Manchester United nadal mocno walczy o transfer Aarona Wan-Bissaki. Mimo pewnych doniesień o finalizacji transferu, oba kluby nadal nie doszły do porozumienia. Kością niezgody są oczywiście pieniądze.
Dziś przedstawiciele „Czerwonych Diabłów” spotkają się z Crystal Palace, aby przedyskutować po raz kolejny szczegóły dotyczące tej transakcji. Pod koniec zeszłego tygodnia rozmowy na temat kwoty odstępnego utknęły w martwym punkcie.

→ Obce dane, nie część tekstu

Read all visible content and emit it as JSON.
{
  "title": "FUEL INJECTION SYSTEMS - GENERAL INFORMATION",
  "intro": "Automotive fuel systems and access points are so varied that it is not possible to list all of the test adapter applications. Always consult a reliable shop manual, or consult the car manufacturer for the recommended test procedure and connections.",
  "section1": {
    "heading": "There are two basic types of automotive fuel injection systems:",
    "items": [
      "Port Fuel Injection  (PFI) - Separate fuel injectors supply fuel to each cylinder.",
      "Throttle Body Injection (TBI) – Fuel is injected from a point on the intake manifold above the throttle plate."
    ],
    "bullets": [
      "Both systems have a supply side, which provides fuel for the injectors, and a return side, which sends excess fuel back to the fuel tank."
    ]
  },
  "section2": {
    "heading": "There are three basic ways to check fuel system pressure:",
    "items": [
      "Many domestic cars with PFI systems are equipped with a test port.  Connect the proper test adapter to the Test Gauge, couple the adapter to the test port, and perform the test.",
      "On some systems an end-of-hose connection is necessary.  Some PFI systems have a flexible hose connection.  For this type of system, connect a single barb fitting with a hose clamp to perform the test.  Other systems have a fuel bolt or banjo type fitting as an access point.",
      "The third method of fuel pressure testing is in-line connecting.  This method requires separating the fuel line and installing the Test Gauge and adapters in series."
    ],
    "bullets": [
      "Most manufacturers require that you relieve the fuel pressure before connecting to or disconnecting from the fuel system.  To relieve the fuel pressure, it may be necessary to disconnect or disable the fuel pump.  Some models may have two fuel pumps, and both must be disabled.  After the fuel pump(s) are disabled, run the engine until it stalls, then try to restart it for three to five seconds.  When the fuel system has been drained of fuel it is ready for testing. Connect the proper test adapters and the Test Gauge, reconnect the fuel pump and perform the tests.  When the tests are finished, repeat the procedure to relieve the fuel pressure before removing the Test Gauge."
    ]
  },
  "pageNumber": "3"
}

Prezes klubu, Steve Parish, oczekuje bowiem za swojego zawodnika 50 milionów funtów.
Do tej pory United złożyło już dwie oferty za bocznego obrońcę, ale obie zostały odrzucone. Ostatnia z nich gwarantowała 35 milionów funtów plus bonusy w wysokości kolejnych 15. Jednak władze „Orłów” nie przystali na tę ofertę. Powodem są niekorzystne zapisy w kontrakcie, które umożliwią otrzymanie tych bonusów między innymi za zwycięstwo Manchesteru United…w Lidze Mistrzów. Szefowie Crystal Palace uznali ten zapis za niezbyt realistyczny.
Zgodnie z informacjami „Guardiana”, piłkarz uzgodnił już warunki osobistego kontraktu. Anglik tygodniowo otrzyma od klubu 80 tysięcy funtów, a jego umowa potrwa do 2022 roku.
Póki co Wan-Bissaka znajduje się na zgrupowaniu reprezentacji Anglii do lat 21, która teoretycznie odpadła już z turnieju. Praktycznie pozostał jej jednak do rozegrania ostatni mecz przeciwko Chorwacji. To właśnie po zakończeniu tego turnieju mają odbyć się testy medyczne zawodnika w Manchesterze. Oznacza to, że cała transakcja powinna się zamknąć już w tym tygodniu.